新しい「フォト」アプリに「iCloud Photos」を統合すると発表

 新しい「フォト」アプリに「iCloud Photos」を統合することが発表された。PCからでも気軽に「iCloud Photos」の写真を扱えるようになる。

 「フォト」アプリに統合された「iCloud Photos」は「OneDrive」と同様、サイドナビゲーションペインからアクセス可能。[すべての写真]ギャラリービューにも他の写真と一緒に表示されるという。

「Office.com」「Office」アプリは「Microsoft 365」アプリへ

「Microsoft 365」アプリを発表

 従来の「Office.com」、Windows版「Office」アプリ、「Office」モバイルアプリ(Android/iOS)の後継となる「Microsoft 365」アプリが発表された。

 「Microsoft 365」は「Teams」、「Word」、「Excel」、「PowerPoint」、「Outlook」、「OneDrive」などのアプリケーションを含む、同社のクラウド型生産性プラットフォーム。2020年4月より開始された「Microsoft Office」から「Microsoft 365」へのリブランディングの総仕上げになるとみられる。今回の変更によるエンドユーザーへの影響はブランドの変更のみ。「Word」や「Excel」、「PowerPoint」、「Outlook」といったOfficeアプリが廃止されることはない。

Officeアプリの新UI「パーソナル ツールバー」を発表

「Office」アプリの新しいユーザーインターフェイス「パーソナル ツールバー」(Personal toolbar)

 「Microsoft Office」アプリの新しいユーザーインターフェイス「パーソナル ツールバー」(Personal toolbar)が発表された。

 「パーソナル ツールバー」はユーザーのコマンド履歴を元に、AIがそれぞれの使い方に適したカスタマイズツールバーを提案してくれる新機能。従来のリボン(クラシック リボン)とともに使えるよう設計されており、必要なときにクリックするだけでいつでも利用できる。また必要に応じて追加、削除、並び替えといったカスタムをユーザー側で行なうことも可能だ。

「Microsoft Teams」でのプレゼンを補助する「PowerPoint Live」機能を強化へ

「PowerPoint Live in Microsoft Teams」の機能強化を発表

 「Microsoft Teams」を使ったビデオ会議でのプレゼンテーションを補助する「PowerPoint Live in Microsoft Teams」の機能強化がアナウンスされた。

 一般提供が開始された「Cameo」(カメオ)機能を使うと、発表者はスライド内に形や場所を自由にレイアウトして、リアルタイムのカメラ映像を埋め込むことが可能。さらに近々、参加者が他の参加者の画面に影響を与えずにスライドを拡大表示できる「Magnifier」(拡大鏡)機能も利用できるようになるほか、発表者の音声を自動で字幕表示できるキャプション機能の追加や、スライドをハイコントラスト表示にする機能の改善も予定されている。

「Clipchamp」が「Microsoft 365」ファミリーに

「Clipchamp」

 無償のビデオ編集アプリ「Clipchamp」が「Microsoft 365」ファミリーに加わったことが発表された。「Microsoft 365」アプリケーション群に初めて、無償のビデオエディターが追加されることになる。

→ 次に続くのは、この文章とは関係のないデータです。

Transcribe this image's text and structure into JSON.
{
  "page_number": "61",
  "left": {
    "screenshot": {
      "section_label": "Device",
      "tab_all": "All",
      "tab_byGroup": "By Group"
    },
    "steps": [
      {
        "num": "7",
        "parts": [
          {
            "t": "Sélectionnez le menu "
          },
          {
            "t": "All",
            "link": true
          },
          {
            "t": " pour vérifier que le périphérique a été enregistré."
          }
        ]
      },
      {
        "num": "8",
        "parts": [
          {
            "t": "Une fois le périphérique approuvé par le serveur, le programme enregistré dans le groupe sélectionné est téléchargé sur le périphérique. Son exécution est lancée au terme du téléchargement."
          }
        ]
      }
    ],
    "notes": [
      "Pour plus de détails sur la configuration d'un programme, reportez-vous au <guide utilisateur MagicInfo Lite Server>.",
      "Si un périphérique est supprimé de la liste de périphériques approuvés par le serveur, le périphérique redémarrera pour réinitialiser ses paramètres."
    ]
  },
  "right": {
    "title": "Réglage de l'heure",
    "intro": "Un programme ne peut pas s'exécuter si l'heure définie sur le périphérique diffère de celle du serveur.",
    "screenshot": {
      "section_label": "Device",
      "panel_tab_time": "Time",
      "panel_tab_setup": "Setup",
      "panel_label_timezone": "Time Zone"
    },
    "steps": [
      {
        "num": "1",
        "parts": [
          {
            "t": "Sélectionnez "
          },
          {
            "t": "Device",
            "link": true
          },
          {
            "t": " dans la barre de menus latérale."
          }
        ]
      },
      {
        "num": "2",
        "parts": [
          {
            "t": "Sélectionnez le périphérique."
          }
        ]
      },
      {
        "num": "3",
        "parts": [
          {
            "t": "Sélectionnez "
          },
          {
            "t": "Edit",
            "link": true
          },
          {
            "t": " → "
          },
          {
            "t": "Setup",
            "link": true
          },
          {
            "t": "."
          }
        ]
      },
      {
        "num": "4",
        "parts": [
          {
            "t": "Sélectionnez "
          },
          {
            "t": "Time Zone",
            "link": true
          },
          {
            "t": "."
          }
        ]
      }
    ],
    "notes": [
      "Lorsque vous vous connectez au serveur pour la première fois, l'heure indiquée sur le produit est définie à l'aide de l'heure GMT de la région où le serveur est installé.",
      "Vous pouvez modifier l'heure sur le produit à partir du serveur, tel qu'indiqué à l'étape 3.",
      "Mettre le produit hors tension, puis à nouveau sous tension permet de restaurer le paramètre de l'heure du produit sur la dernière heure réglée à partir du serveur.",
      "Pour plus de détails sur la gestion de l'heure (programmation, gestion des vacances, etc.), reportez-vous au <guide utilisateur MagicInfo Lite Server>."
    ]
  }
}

 「Clipchamp」は、Microsoftが最近買収したオンラインビデオ編集サービス。オンラインツールでありながら、プロ顔負けのビデオを製作できるのが特徴だ。今回の追加により、「Clipchamp」のプレミアム機能が「Microsoft 365 Personal」「Microsoft 365 Family」サブスクリプションに含まれることになる。

「Windows 365」アプリがパブリックプレビュー

「Windows 365」アプリのパブリックプレビューを発表

 「Windows 365」アプリのパブリックプレビューが発表された。

 「Windows 365」は、Microsoftのクラウドサービス「Azure」上で動作する、Windows 10/11仮想環境へのリモートアクセスが可能になるソリューション。今回パブリックプレビューされた「Windows 365」アプリは、このソリューションの専用クライアントだ。多要素認証(MFA)や「Microsoft Authenticator」アプリへの対応など、Webブラウザーやリモートデスクトップ接続クライアントを利用するのと比べてメリットがあるという。

「Microsoft Edge Workspaces」など「Microsoft Edge」の新機能を発表

新機能「Microsoft Edge Workspaces」

 Webブラウザー「Microsoft Edge」の新機能が発表された。

 ブラウジングタスクをワークスペースに参加するユーザー間で共有できるコラボレーション機能「Microsoft Edge Workspaces」、よく利用する・たまに利用するアプリを閲覧画面右側のバーに配置する「サイド バー」のほか、順次導入予定の新しいアクセシビリティ機能などがアナウンスされている。